If you experience acid reflux, it could damage the flat pink lining of the esophagus, which connects the mouth to the stomach, causing it to thicken and turn red. The LES, a valve between the esophagus and stomach, is crucial, but it may fail over time, leading to GERD or acid and chemical damage to the esophagus. This can cause Barrett’s esophagus, which may increase the risk of esophageal cancer. Although the risk is low, it’s essential to have regular checkups with imaging and biopsies to detect precancerous cells. If caught, treatment can prevent esophageal cancer.
Long-term GERD usually causes Barrett’s esophagus and can be identified by symptoms such as frequent heartburn, regurgitation of stomach contents, difficulty swallowing food, and sometimes chest pain. Interestingly, about 50% of people with Barrett’s esophagus don’t experience acid reflux symptoms. It’s important to talk to your doctor about your digestive health to explore the possibility of having Barrett’s esophagus.
When to see a doctor
If you have been experiencing heartburn, acid reflux, and regurgitation for more than five years, you should consult your doctor regarding the possibility of Barrett’s esophagus.
If you are experiencing chest pain, which could indicate a heart attack or difficulty in swallowing, it is essential to seek immediate medical attention. Vomiting red blood or blood that resembles coffee grounds, passing black, bloody stools, and unintentional weight loss should also be taken seriously and warrant immediate medical attention.Book Appointment
It is not known exactly what causes Barrett’s esophagus. While some individuals with the condition also experience gastroesophageal reflux disease (GERD) for an extended period, others may not exhibit any reflux symptoms, sometimes called “silent reflux.” In cases where acid reflux is present alongside GERD symptoms, stomach acid and other chemicals can flow back into the esophagus, harming the oesophagus tissue and changing the lining of the tube used for swallowing. This damage can ultimately lead to the development of Barrett’s esophagus.
The following elements raise your risk of developing Barrett’s esophagus:
Family background. If you have a family history of Barrett’s esophagus or esophageal cancer, your chances of developing the condition increase.
Being a man. Barrett’s esophagus is far more common in men.
To be white. Compared to persons of other races, white people are more likely to get the illness.
Age. Although it can happen at any age, persons over 50 are more likely to develop Barrett’s esophagus.
Acid reflux and persistent heartburn. Proton pump inhibitor use for GERD that doesn’t improve or GERD that necessitates ongoing therapy can both raise the risk of Barrett’s esophagus.
Smokes now or in the past.
Weighing too much. Your risk is further increased by abdominal obesity.

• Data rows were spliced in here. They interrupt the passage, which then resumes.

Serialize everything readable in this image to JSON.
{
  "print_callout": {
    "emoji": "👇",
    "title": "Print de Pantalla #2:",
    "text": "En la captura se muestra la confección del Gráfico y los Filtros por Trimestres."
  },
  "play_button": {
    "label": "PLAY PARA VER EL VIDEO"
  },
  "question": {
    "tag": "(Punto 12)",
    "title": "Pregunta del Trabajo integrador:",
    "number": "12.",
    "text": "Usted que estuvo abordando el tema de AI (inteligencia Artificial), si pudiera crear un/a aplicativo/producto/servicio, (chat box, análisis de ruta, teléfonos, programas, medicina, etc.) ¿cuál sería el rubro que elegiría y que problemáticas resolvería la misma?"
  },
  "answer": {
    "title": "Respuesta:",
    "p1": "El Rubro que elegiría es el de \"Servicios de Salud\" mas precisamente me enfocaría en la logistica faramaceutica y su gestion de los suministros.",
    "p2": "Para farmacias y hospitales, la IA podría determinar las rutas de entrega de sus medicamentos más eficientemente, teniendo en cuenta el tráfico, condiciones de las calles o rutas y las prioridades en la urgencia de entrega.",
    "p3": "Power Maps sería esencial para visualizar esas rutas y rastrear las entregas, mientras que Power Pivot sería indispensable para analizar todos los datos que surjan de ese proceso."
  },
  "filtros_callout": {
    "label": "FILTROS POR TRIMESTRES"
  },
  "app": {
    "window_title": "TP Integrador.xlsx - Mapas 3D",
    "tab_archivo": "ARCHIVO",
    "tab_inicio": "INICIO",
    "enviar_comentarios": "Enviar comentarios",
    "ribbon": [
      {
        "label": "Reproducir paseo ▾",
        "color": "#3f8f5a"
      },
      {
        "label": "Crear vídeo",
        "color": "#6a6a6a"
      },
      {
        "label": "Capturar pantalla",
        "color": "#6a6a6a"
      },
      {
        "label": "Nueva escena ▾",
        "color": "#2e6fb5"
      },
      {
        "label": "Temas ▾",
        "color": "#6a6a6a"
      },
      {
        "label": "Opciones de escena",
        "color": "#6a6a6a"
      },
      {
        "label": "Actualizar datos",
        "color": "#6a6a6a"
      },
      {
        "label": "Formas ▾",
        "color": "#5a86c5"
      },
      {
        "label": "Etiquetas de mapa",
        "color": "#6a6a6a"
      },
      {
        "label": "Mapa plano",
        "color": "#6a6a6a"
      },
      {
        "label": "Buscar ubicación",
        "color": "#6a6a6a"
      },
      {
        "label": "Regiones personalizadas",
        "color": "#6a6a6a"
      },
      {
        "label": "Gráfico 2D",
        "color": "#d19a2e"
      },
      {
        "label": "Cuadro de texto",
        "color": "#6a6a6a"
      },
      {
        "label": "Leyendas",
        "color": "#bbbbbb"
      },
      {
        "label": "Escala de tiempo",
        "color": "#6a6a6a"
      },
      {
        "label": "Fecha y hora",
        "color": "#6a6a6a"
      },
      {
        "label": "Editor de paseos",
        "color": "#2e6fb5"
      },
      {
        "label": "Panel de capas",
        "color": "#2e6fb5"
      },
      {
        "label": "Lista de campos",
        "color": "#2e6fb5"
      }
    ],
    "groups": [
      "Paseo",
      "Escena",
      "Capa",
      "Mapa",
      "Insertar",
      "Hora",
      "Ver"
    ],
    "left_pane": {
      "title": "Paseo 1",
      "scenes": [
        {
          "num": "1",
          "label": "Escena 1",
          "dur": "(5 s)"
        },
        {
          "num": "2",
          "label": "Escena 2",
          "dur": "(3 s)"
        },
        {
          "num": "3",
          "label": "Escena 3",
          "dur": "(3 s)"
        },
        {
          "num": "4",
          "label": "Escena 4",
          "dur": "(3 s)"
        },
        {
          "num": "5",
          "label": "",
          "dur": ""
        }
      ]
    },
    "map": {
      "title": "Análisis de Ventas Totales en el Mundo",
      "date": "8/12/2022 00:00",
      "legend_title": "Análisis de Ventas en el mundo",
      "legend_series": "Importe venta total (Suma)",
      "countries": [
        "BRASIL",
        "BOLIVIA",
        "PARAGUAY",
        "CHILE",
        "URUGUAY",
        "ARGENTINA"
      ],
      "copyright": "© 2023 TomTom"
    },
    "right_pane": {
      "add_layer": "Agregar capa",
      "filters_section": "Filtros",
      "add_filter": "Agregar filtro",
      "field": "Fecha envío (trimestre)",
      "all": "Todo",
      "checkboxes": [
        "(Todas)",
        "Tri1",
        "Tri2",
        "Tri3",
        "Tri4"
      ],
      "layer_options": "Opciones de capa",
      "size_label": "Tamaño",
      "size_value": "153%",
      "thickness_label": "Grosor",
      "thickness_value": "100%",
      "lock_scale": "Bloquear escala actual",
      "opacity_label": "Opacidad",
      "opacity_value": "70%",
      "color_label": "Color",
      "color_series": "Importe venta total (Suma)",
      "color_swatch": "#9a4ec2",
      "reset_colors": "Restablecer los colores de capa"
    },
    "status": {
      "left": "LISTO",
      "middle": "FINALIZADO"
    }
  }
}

Barrett’s esophagus is a condition that arises due to the damage caused to the lining of the esophagus due to acid reflux. This damage can potentially lead to esophageal cancer. Therefore, prevention is the key to avoid this condition. Lifestyle changes like avoiding smoking, reducing alcohol consumption, weight loss, and regular exercise can help prevent Barrett’s esophagus. Additionally, avoiding foods that trigger acid reflux like spicy and fatty foods, citrus fruits, and tomatoes can also help. Over-the-counter antacids and acid reflux medications can also help alleviate symptoms and prevent damage. Regular check-ups and endoscopies can help detect any early signs of Barrett’s esophagus, enabling timely treatment.
*Please note that the information provided in the article is for reference purposes only. It is essential to consult a doctor before applying any of the suggestions mentioned.